Spring is a time of renewal, but also a time of great loss.
On the one hand, Bhad Bhabie started an OnlyFans, and it’s lit, fam. But on the other hand, DMX finally smoked himself into Bolivian.
As I’m typing this, they’re announcing that his brain activity is unchanged from this past weekend. They’re probably gonna have to unplug him, and it’s not clear to me what they’re waiting for.
Certainly, they don’t think that they can harvest his lungs, do they?
You sometimes hear stories about organ transplant recipients taking on personality characteristics of their donors. Imagine if you received a kidney from DMX and suddenly felt compelled to smoke crack.
For those of us old enough to have seen that video of him performing at Woodstock 99 (arguably my generation’s finest moment), it’s hard to imagine DMX in a vegetative state.
It seems like you should be able to wave a $5 vial beneath his nostrils, like smelling salts, and he’d hop right up out of the hospital bed and start rapping “Rudolph the Red Nose Reindeer.”
Presumably, they’ve already thought to try this. If they haven’t, they should seriously consider it as a last resort.
I’ve heard younger people on podcasts admit to hardly knowing who DMX is—which is a sad commentary on the devastating effects of drug addiction.
X has been around in some form or another since the early ‘90s, when he was in Unsigned Hype and he gave K-Solo the idea for “Spellbound” when they were both in jail. (Has K-Solo been reached for comment?)
But his actual time in the spotlight was confined to a two- or three-year span in the late '90s-early '00s, roughly encompassing my time in college. Neither of us was making especially good decisions in those years.
DMX dropped two albums in 1998 alone, and they both went multiplatinum. That year, Russell Simmons and Lyor Cohen sold their remaining stake in Def Jam and made way more than they would have if it weren’t for X. I hope they’re appreciative!

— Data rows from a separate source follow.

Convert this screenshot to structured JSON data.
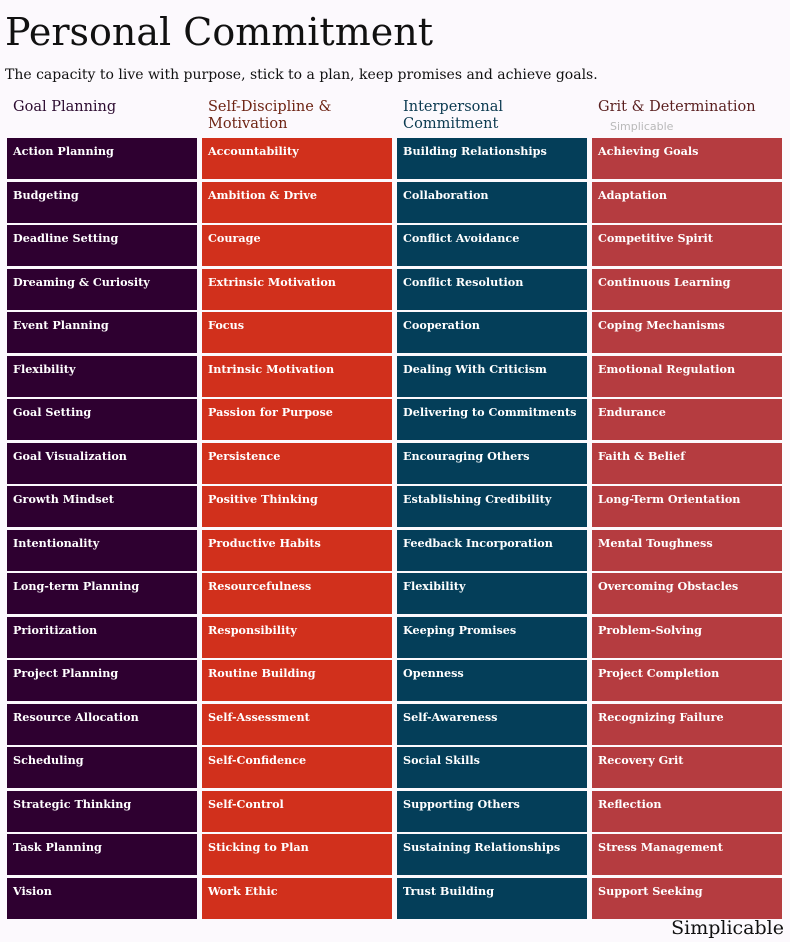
{
  "title": "Personal Commitment",
  "subtitle": "The capacity to live with purpose, stick to a plan, keep promises and achieve goals.",
  "watermark": "Simplicable",
  "brand": "Simplicable",
  "columns": [
    {
      "heading_line1": "Goal Planning",
      "heading_line2": "",
      "heading_color": "#2c0b30",
      "cell_color": "#2e0030",
      "items": [
        "Action Planning",
        "Budgeting",
        "Deadline Setting",
        "Dreaming & Curiosity",
        "Event Planning",
        "Flexibility",
        "Goal Setting",
        "Goal Visualization",
        "Growth Mindset",
        "Intentionality",
        "Long-term Planning",
        "Prioritization",
        "Project Planning",
        "Resource Allocation",
        "Scheduling",
        "Strategic Thinking",
        "Task Planning",
        "Vision"
      ]
    },
    {
      "heading_line1": "Self-Discipline &",
      "heading_line2": "Motivation",
      "heading_color": "#6e2414",
      "cell_color": "#d1301c",
      "items": [
        "Accountability",
        "Ambition & Drive",
        "Courage",
        "Extrinsic Motivation",
        "Focus",
        "Intrinsic Motivation",
        "Passion for Purpose",
        "Persistence",
        "Positive Thinking",
        "Productive Habits",
        "Resourcefulness",
        "Responsibility",
        "Routine Building",
        "Self-Assessment",
        "Self-Confidence",
        "Self-Control",
        "Sticking to Plan",
        "Work Ethic"
      ]
    },
    {
      "heading_line1": "Interpersonal",
      "heading_line2": "Commitment",
      "heading_color": "#0b3a50",
      "cell_color": "#043e59",
      "items": [
        "Building Relationships",
        "Collaboration",
        "Conflict Avoidance",
        "Conflict Resolution",
        "Cooperation",
        "Dealing With Criticism",
        "Delivering to Commitments",
        "Encouraging Others",
        "Establishing Credibility",
        "Feedback Incorporation",
        "Flexibility",
        "Keeping Promises",
        "Openness",
        "Self-Awareness",
        "Social Skills",
        "Supporting Others",
        "Sustaining Relationships",
        "Trust Building"
      ]
    },
    {
      "heading_line1": "Grit & Determination",
      "heading_line2": "",
      "heading_color": "#5a1f1f",
      "cell_color": "#b53c40",
      "items": [
        "Achieving Goals",
        "Adaptation",
        "Competitive Spirit",
        "Continuous Learning",
        "Coping Mechanisms",
        "Emotional Regulation",
        "Endurance",
        "Faith & Belief",
        "Long-Term Orientation",
        "Mental Toughness",
        "Overcoming Obstacles",
        "Problem-Solving",
        "Project Completion",
        "Recognizing Failure",
        "Recovery Grit",
        "Reflection",
        "Stress Management",
        "Support Seeking"
      ]
    }
  ]
}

He repeated that same feat once or twice more, and then he just kinda disappeared into a dense fog of crack smoke. Every once in a while you’d hear a story about him abusing pit bulls or imitating a police officer, as one does, but that’s it.
The last thing I remember him doing was that episode of “Iyanla, Fix My Life” where his suspect-looking son gave him an ultimatum: either stop smoking rocks, or lose your relationship with your suspect-looking son.
It wasn’t much of a choice for DMX, but I’d like to think that was because crack really is that good, not because black men don’t care about their children.
Indeed crack must be one hell of a drug, if it silenced a voice as mighty as DMX.